Gleich auf Seite 5 im Tornado-Spezial steht, dass die Tschechen eine größere Begeisterung für Sport. besser gesagt Volkssport, haben. Wer das als Wiener liest, könnte vielleicht der Meinung sein, dass das doch nicht sein könne, weil wir ja Rapid und die Donauinsel haben. Es ist aber so, dass es – zumindest bei den Wiener Tschechen – ganz normal war (und ist), einem Turnverein anzugehören; passiv – also nur Mitglied – sowieso, das ist Ehrensache, aber in vielen Fällen durchaus auch aktiv; nicht nur als Leistungssportler sondern – und das ist eben der Unterschied – praktisch alle vom Kleinkind bis zu den Ältesten. Die bekannteste dieser Turnvereine ist der Sokol (Falke). Das sind seit dem 19. Jahrhundert gewachsene Strukturen, die eine starkes Zusammengehörigkeitsgefühl dieser autochtonen Volksgruppe zur Folge haben. Vermutlich stärkten diese Bewegungen in Böhmen das Nationalbewusstsein der Kronländer und halfen dabei, als Volksgruppe in Wien bis heute zu bestehen. Diese Sokol-Turnvereine sind über die ganze Welt verstreut, überall dort, wohin es eben Tschechen verschlagen hat. Und diese Vereine treffen alle vier Jahre zu einem großen Schauturnen zusammen. Hier seht Ihr ein Bild eines dieser Schauturnen im Gerhard-Hanappi-Stadion aus dem Jahr 1983: Wenn man das so sieht, wird man an Aufmärsche des Tausendjährigen Reichs erinnert und so ganz falsch ist das nicht, denn die nationale Ausrichtung ist nicht zu übersehen.
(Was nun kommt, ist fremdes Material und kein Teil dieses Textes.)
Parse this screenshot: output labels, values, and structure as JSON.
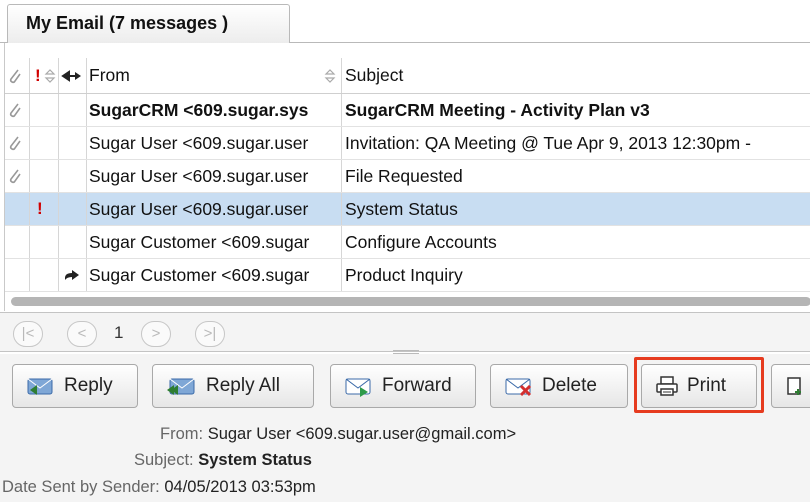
{
  "tab": {
    "title": "My Email (7 messages )"
  },
  "grid": {
    "columns": {
      "from": "From",
      "subject": "Subject"
    },
    "rows": [
      {
        "from": "SugarCRM <609.sugar.sys",
        "subject": "SugarCRM Meeting - Activity Plan v3",
        "attachment": true,
        "important": false,
        "forwarded": false,
        "unread": true,
        "selected": false
      },
      {
        "from": "Sugar User <609.sugar.user",
        "subject": "Invitation: QA Meeting @ Tue Apr 9, 2013 12:30pm -",
        "attachment": true,
        "important": false,
        "forwarded": false,
        "unread": false,
        "selected": false
      },
      {
        "from": "Sugar User <609.sugar.user",
        "subject": "File Requested",
        "attachment": true,
        "important": false,
        "forwarded": false,
        "unread": false,
        "selected": false
      },
      {
        "from": "Sugar User <609.sugar.user",
        "subject": "System Status",
        "attachment": false,
        "important": true,
        "forwarded": false,
        "unread": false,
        "selected": true
      },
      {
        "from": "Sugar Customer <609.sugar",
        "subject": "Configure Accounts",
        "attachment": false,
        "important": false,
        "forwarded": false,
        "unread": false,
        "selected": false
      },
      {
        "from": "Sugar Customer <609.sugar",
        "subject": "Product Inquiry",
        "attachment": false,
        "important": false,
        "forwarded": true,
        "unread": false,
        "selected": false
      }
    ]
  },
  "pager": {
    "page": "1"
  },
  "toolbar": {
    "reply": "Reply",
    "reply_all": "Reply All",
    "forward": "Forward",
    "delete": "Delete",
    "print": "Print"
  },
  "detail": {
    "from_label": "From:",
    "from_value": "Sugar User <609.sugar.user@gmail.com>",
    "subject_label": "Subject:",
    "subject_value": "System Status",
    "date_label": "Date Sent by Sender:",
    "date_value": "04/05/2013 03:53pm"
  },
  "colors": {
    "selected_row": "#c8ddf2",
    "highlight": "#e63b1f",
    "important": "#d10000"
  }
}
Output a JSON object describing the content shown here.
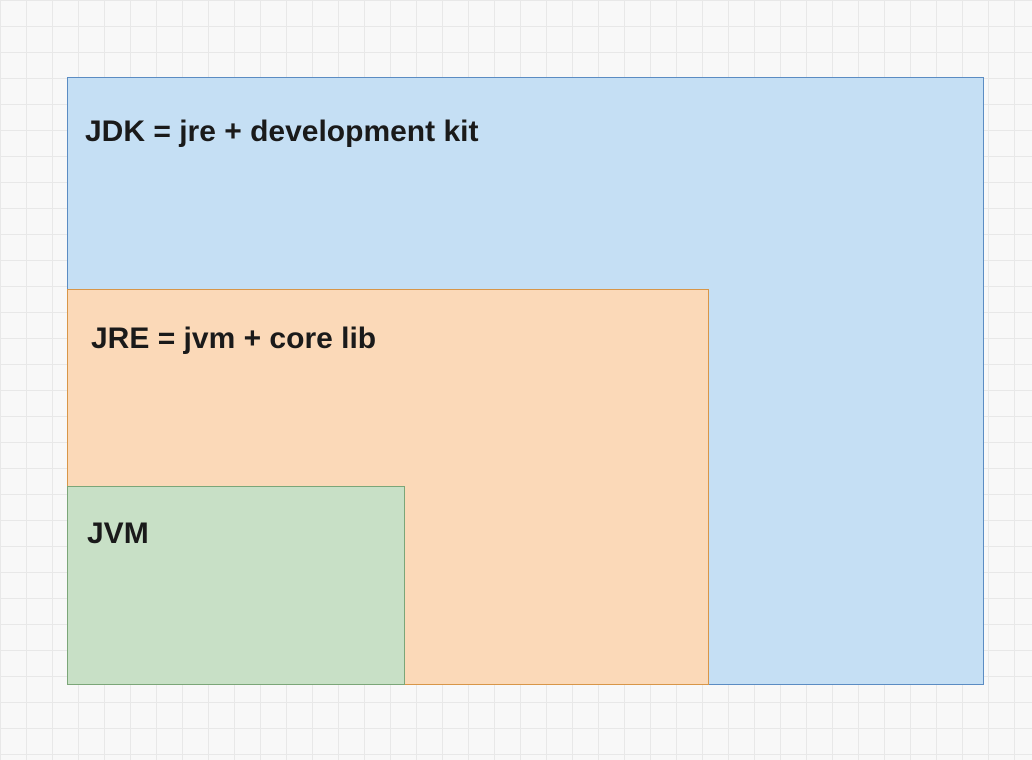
{
  "diagram": {
    "jdk": {
      "label": "JDK = jre + development kit",
      "color": "#c5dff4",
      "border": "#5b8cc3"
    },
    "jre": {
      "label": "JRE = jvm + core lib",
      "color": "#fbd9b8",
      "border": "#d89648"
    },
    "jvm": {
      "label": "JVM",
      "color": "#c8e0c6",
      "border": "#7ba678"
    }
  }
}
Ein Sokol-Turner wird auch – wenn es soweit ist – mit militärisch anmutender Ehrenwache verabschiedet: Diese Uniformen haben aber mit Militär nichts zu tun; es sind Phantasieuniformen, die tschechischen Trachten als Vorbilder haben.

Links zu Sokol

Zeugnis von Walter Zeman

Noch eine Kleinigkeit zu dem auf Seite 9 abgebildeten Zeugnis von Walter Zeman. Das Bemerkenswerte ist, dass es in deutscher Sprache abgefasst ist „Deutsches Reich, Reichsgau Wien“. Bis 1938 und ab 1945 waren diese Zeugnisse der (vor 1938 32) tschechischen Schulen in Wien immer in tschechischer Sprache abgefasst. Hier seht Ihr mein eigenes Zeugnis aus dem Jahr 1958: Das Zeugnis ist vom selben Schulverein „Komenský“ bei dem auch Walter Zeman zur Schule ging. Dieser Johann Amos Comenius („Komenský“) war ein bedeutender Pädagoge im 17. Jahrhundert, der ein gesamtheitliches Lernen vorgeschlagen hat, das in tschechischen Schulen bis heute Bestand hat. Was man in Österreich heute gegen viel Widerstand versucht als „Ganztagssschule“ einzuführen, heißt in Tschechien einfach nur „Schule“ und funktioniert tatsächlich den ganzen Tag, bis eben die Eltern Zeit haben, die Kinder wieder abzuholen. Straßenschuhe gibt es nicht, auch keine Überkleider in den Klassenräumen.  In der Schule ist es wie zu Hause.